Windows 8: Connecting To A Domain
As an IT guy, I’m quite interested in how the new version of Windows is going to handle connecting to a domain. Is the interface new? Updated? are we going to see more tools? Does Windows 8 still require a reboot after joining a domain? There are a few questions I wanted to answer with this Consumer Preview version of Windows 8 I have loaded. My test environment included a Windows Server 2008 Domain Control and a Windows 8 computer.
Summary: Windows 8’s Active Directory support goes under the microscope as build 8250 is joined to a domain.
Well, with all the hoopla about the metro interface and the possible lack of support for domains in Windows on ARM (WOA) tablets – you might forget that Windows is also a client machine. In fact, you might have missed that the engine that makes Windows so successful is the Enterprise and manageability tools that come with Active Directory domains.

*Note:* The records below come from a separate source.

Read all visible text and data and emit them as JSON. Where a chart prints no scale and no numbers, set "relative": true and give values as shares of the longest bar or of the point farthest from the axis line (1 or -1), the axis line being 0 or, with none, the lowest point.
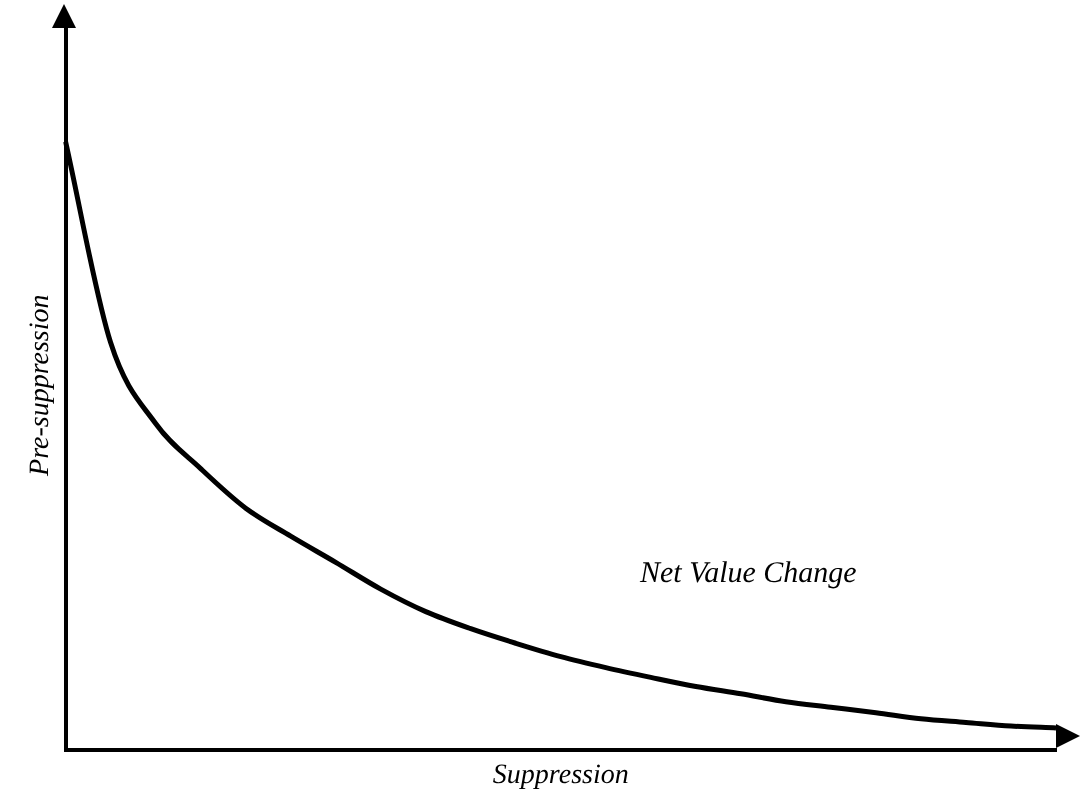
{
  "chart_data": {
    "type": "line",
    "relative": true,
    "xlabel": "Suppression",
    "ylabel": "Pre-suppression",
    "annotations": [
      "Net Value Change"
    ],
    "categories": [
      null,
      null,
      null,
      null,
      null,
      null,
      null,
      null,
      null,
      null,
      null,
      null,
      null,
      null,
      null,
      null,
      null,
      null,
      null,
      null,
      null,
      null,
      null
    ],
    "series": [
      {
        "color": "#000000",
        "values": [
          1.0,
          0.67,
          0.537,
          0.463,
          0.398,
          0.352,
          0.309,
          0.265,
          0.228,
          0.2,
          0.176,
          0.154,
          0.136,
          0.12,
          0.105,
          0.093,
          0.08,
          0.071,
          0.062,
          0.052,
          0.046,
          0.04,
          0.037
        ]
      }
    ],
    "marker": "none",
    "grid": false,
    "legend": false
  }
}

Your first question is probably “What’s new?” and I have to say, “Not allot”. based on what I’ve seen, Windows 8 doesn’t really look like it will be much different than that of Windows 7 when you join a domain. Let’s take a look.
So far, this is the same place as you would join a domain in Windows 7. The “Change” button is still there and really, if the theme wasn’t slightly different, you might think this was actually Windows 7. You also notice the Computer Description is still there.
Domain Change Screen
This screen also looks exactly the same. Not much of a difference here. I do notice that the “More Information” link has been removed, though this may be due to plans Microsoft has for a different help system.
After Joining Domain
After you’ve authenticated in the domain you’ll still get this somewhat useless dialog that welcomes us to the domain. Microsoft, I really think you can do away with this process altogether now.

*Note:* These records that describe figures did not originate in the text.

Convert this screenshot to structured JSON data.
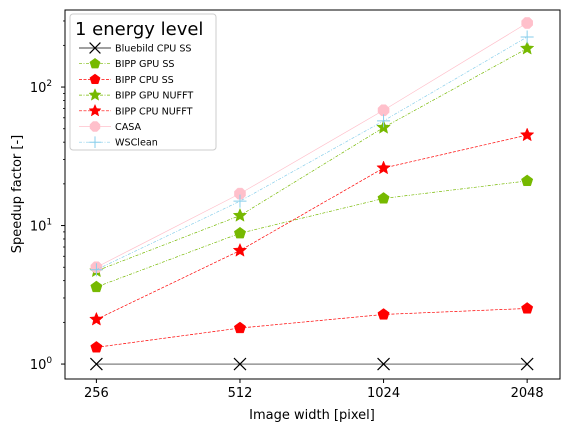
{
  "chart_data": {
    "type": "line",
    "title": "",
    "legend_title": "1 energy level",
    "legend_placement": "top-left",
    "xlabel": "Image width [pixel]",
    "ylabel": "Speedup factor [-]",
    "x_scale": "log2",
    "y_scale": "log",
    "categories": [
      "256",
      "512",
      "1024",
      "2048"
    ],
    "x": [
      256,
      512,
      1024,
      2048
    ],
    "yticks": [
      {
        "value": 1,
        "base": "10",
        "exp": "0"
      },
      {
        "value": 10,
        "base": "10",
        "exp": "1"
      },
      {
        "value": 100,
        "base": "10",
        "exp": "2"
      }
    ],
    "ylim": [
      0.78,
      360
    ],
    "grid": false,
    "series": [
      {
        "name": "Bluebild CPU SS",
        "values": [
          1.0,
          1.0,
          1.0,
          1.0
        ],
        "color": "#000000",
        "marker": "x-mark",
        "line": "solid"
      },
      {
        "name": "BIPP GPU SS",
        "values": [
          3.6,
          8.8,
          15.7,
          21.0
        ],
        "color": "#76b900",
        "marker": "pentagon",
        "line": "dash-dot"
      },
      {
        "name": "BIPP CPU SS",
        "values": [
          1.32,
          1.82,
          2.28,
          2.52
        ],
        "color": "#ff0000",
        "marker": "pentagon",
        "line": "dashed"
      },
      {
        "name": "BIPP GPU NUFFT",
        "values": [
          4.7,
          11.8,
          51.0,
          190.0
        ],
        "color": "#76b900",
        "marker": "star",
        "line": "dash-dot"
      },
      {
        "name": "BIPP CPU NUFFT",
        "values": [
          2.1,
          6.6,
          26.0,
          45.0
        ],
        "color": "#ff0000",
        "marker": "star",
        "line": "dashed"
      },
      {
        "name": "CASA",
        "values": [
          5.0,
          17.0,
          68.0,
          290.0
        ],
        "color": "#ffc0cb",
        "marker": "octagon",
        "line": "solid"
      },
      {
        "name": "WSClean",
        "values": [
          4.8,
          15.0,
          57.0,
          230.0
        ],
        "color": "#87ceeb",
        "marker": "plus-mark",
        "line": "dash-dot"
      }
    ]
  }
}
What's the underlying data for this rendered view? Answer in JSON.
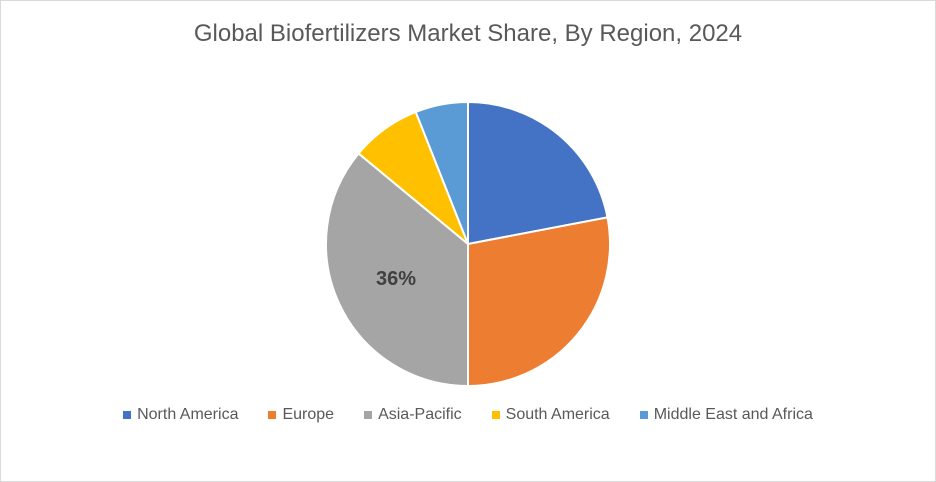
{
  "chart_data": {
    "type": "pie",
    "title": "Global Biofertilizers Market Share, By Region, 2024",
    "categories": [
      "North America",
      "Europe",
      "Asia-Pacific",
      "South America",
      "Middle East and Africa"
    ],
    "values": [
      22,
      28,
      36,
      8,
      6
    ],
    "colors": [
      "#4472c4",
      "#ed7d31",
      "#a5a5a5",
      "#ffc000",
      "#5b9bd5"
    ],
    "data_labels": [
      "",
      "",
      "36%",
      "",
      ""
    ],
    "start_angle_deg": 0,
    "direction": "clockwise",
    "legend_position": "bottom"
  }
}
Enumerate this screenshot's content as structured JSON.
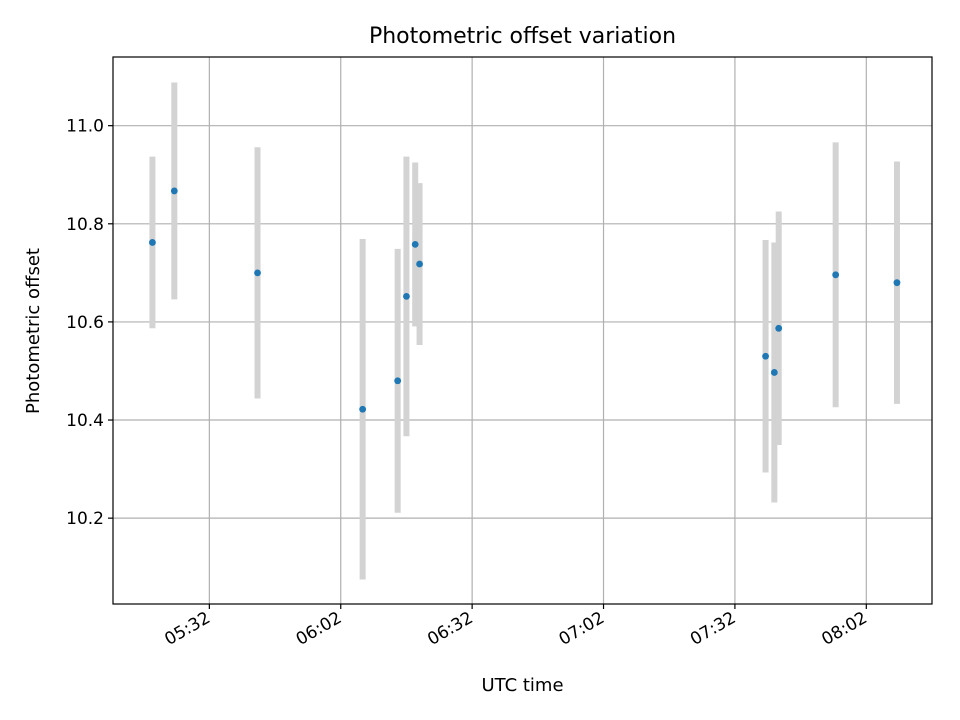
{
  "chart_data": {
    "type": "scatter",
    "title": "Photometric offset variation",
    "xlabel": "UTC time",
    "ylabel": "Photometric offset",
    "grid": true,
    "x_unit": "UTC time (HH:MM)",
    "xlim": [
      "05:10",
      "08:17"
    ],
    "ylim": [
      10.025,
      11.14
    ],
    "x_ticks": [
      "05:32",
      "06:02",
      "06:32",
      "07:02",
      "07:32",
      "08:02"
    ],
    "y_ticks": [
      10.2,
      10.4,
      10.6,
      10.8,
      11.0
    ],
    "y_tick_labels": [
      "10.2",
      "10.4",
      "10.6",
      "10.8",
      "11.0"
    ],
    "colors": {
      "point": "#1f77b4",
      "errorbar": "#d3d3d3"
    },
    "series": [
      {
        "points": [
          {
            "x": "05:19",
            "y": 10.762,
            "err_low": 10.587,
            "err_high": 10.937
          },
          {
            "x": "05:24",
            "y": 10.867,
            "err_low": 10.646,
            "err_high": 11.088
          },
          {
            "x": "05:43",
            "y": 10.7,
            "err_low": 10.444,
            "err_high": 10.956
          },
          {
            "x": "06:07",
            "y": 10.422,
            "err_low": 10.075,
            "err_high": 10.769
          },
          {
            "x": "06:15",
            "y": 10.48,
            "err_low": 10.211,
            "err_high": 10.749
          },
          {
            "x": "06:17",
            "y": 10.652,
            "err_low": 10.367,
            "err_high": 10.937
          },
          {
            "x": "06:19",
            "y": 10.758,
            "err_low": 10.591,
            "err_high": 10.925
          },
          {
            "x": "06:20",
            "y": 10.718,
            "err_low": 10.553,
            "err_high": 10.883
          },
          {
            "x": "07:39",
            "y": 10.53,
            "err_low": 10.293,
            "err_high": 10.767
          },
          {
            "x": "07:41",
            "y": 10.497,
            "err_low": 10.232,
            "err_high": 10.762
          },
          {
            "x": "07:42",
            "y": 10.587,
            "err_low": 10.349,
            "err_high": 10.825
          },
          {
            "x": "07:55",
            "y": 10.696,
            "err_low": 10.426,
            "err_high": 10.966
          },
          {
            "x": "08:09",
            "y": 10.68,
            "err_low": 10.433,
            "err_high": 10.927
          }
        ]
      }
    ]
  }
}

I was curious if we’d see a version of Windows that can join a domain and not require a reboot. That would have been an impressive new feature. But, alas, we much still reboot machines after joining a domain just like we always did. I don’t see any reason for that to change in the final version.
The most significant changes are going to be to the look and feel of login screens on Windows 8. When a domain user is logging in, it looks like this:
Interesting here is that Windows supports user accounts from the local Windows machine, from a a Windows Active directory and accounts that are cloud enabled with a Microsoft Account. It will be interesting to see more about how these accounts are represented on disk, how they’re linked to thy’re respective services and whether Microsoft has made plans for API (Application Programming Interface) that might let developers hook accounts and services to the shell. Imagine logging into Windows with your Gmail account and having an Android-like experience. There is some great potential here.
|From left, the login screen with a domain account, a Microsoft (cloud) Account, and other (local) user|
Given the number of changes Microsoft was promoting at their recent event in Barcelona, I was expecting to see a few more differences than this. Let’s also not forget that there may be some interesting goodies in the Windows 8 Server -> Windows 8 Client scenario that I haven’t been able to test.